Intriguingly, these thoughts are combined with interviews not only with some of the Vietnamese leaders but with common, ordinary people, such as the overtaxed casket maker noted in our quotation. This focus on the people upon whom the war had the greatest impact provides the film with a heartfelt grounding that the interviews with the politicos and soldiers cannot provide. The result is deeply moving and a worthwhile memento in these days where saber-rattling becomes more and more common, and mechanized, impersonal war is the order of the day.

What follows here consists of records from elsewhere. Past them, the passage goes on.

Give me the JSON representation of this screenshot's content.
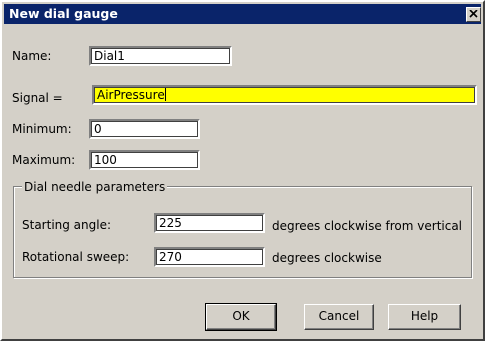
{
  "dialog": {
    "title": "New dial gauge",
    "close_icon": "close-icon"
  },
  "fields": {
    "name": {
      "label": "Name:",
      "value": "Dial1"
    },
    "signal": {
      "label": "Signal =",
      "value": "AirPressure"
    },
    "minimum": {
      "label": "Minimum:",
      "value": "0"
    },
    "maximum": {
      "label": "Maximum:",
      "value": "100"
    }
  },
  "needle": {
    "group_label": "Dial needle parameters",
    "starting_angle": {
      "label": "Starting angle:",
      "value": "225",
      "unit": "degrees clockwise from vertical"
    },
    "rotational_sweep": {
      "label": "Rotational sweep:",
      "value": "270",
      "unit": "degrees clockwise"
    }
  },
  "buttons": {
    "ok": "OK",
    "cancel": "Cancel",
    "help": "Help"
  },
  "colors": {
    "titlebar": "#0a246a",
    "dialog_face": "#d4d0c8",
    "signal_highlight": "#ffff00"
  }
}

Lyndon Johnson said that in addition to the military war, the second war was for the hearts and minds of the Vietnamese people. This film successfully delves into those hearts and minds, as well as the hearts and minds of the Americans at the center of the conflict and under fire, to provide a moving portrait of the war, its effects and its participants.

Rating for Style: A
Rating for Substance: A+


Image Transfer

Aspect Ratio1.85:1 - Widescreen
Original Aspect Ratioyes

Image Transfer Review: The anamorphic widescreen picture looks terrific. Obviously, filming conditions under wartime are less than optimal and there is plenty of grain, but it definitely belongs here. The result doesn't have the sparkly effect one often sees in DVDs taken from grainy film sources, but retains a very filmlike look throughout. Detail, color and definition are all excellent without visible artifacting. The film has hardly any notable damage whatsoever, apparently the result of a first-rate digital restoration.

Image Transfer Grade: A


Audio Transfer

 LanguageRemote Access

Audio Transfer Review: The 1.0 mono sound is fine, particularly in the interview sequences. They are free of hiss and noise, with decent depth. Some segments including marching bands have good sound and avoid an overly compressed sound. This sounds as good as can reasonably be expected.

Audio Transfer Grade: B


Disc Extras

Static menu with music
Scene Access with 12 cues
Subtitles/Captions in English with remote access
Production Notes
1 Feature/Episode commentary by director Peter Davis
Packaging: Amaray
Picture Disc
1 Disc
1-Sided disc(s)
Layers: RSDL
Layers Switch: 00h:56m:34s

Extra Extras:
  1. Historical essays
Extras Review: The sole on-disc extra is a director's commentary. This track is insightful and thoughtful, delivered with a sense of history and perspective gained by the quarter century since the film was made. Davis not only provides background on the making of the film but substantial background information on many of the men interviewed here. Definitely worthwhile. Davis' commentary is supplemented nicely by a series of essays on the background of the film and the history of the Vietnam War. These essays fill a 32-page booklet with a significant amount of valuable content. Chaptering is rather thin but that's one of the few shortcomings of this disc.

Extras Grade: A-


Final Comments

A powerful examination of what went into the Vietnam War and what came out of it; not exactly a probe into causes so much as a look at motives and effects, it spares no one while being sympathetic to nearly all views. One of the great documentaries and highly recommended.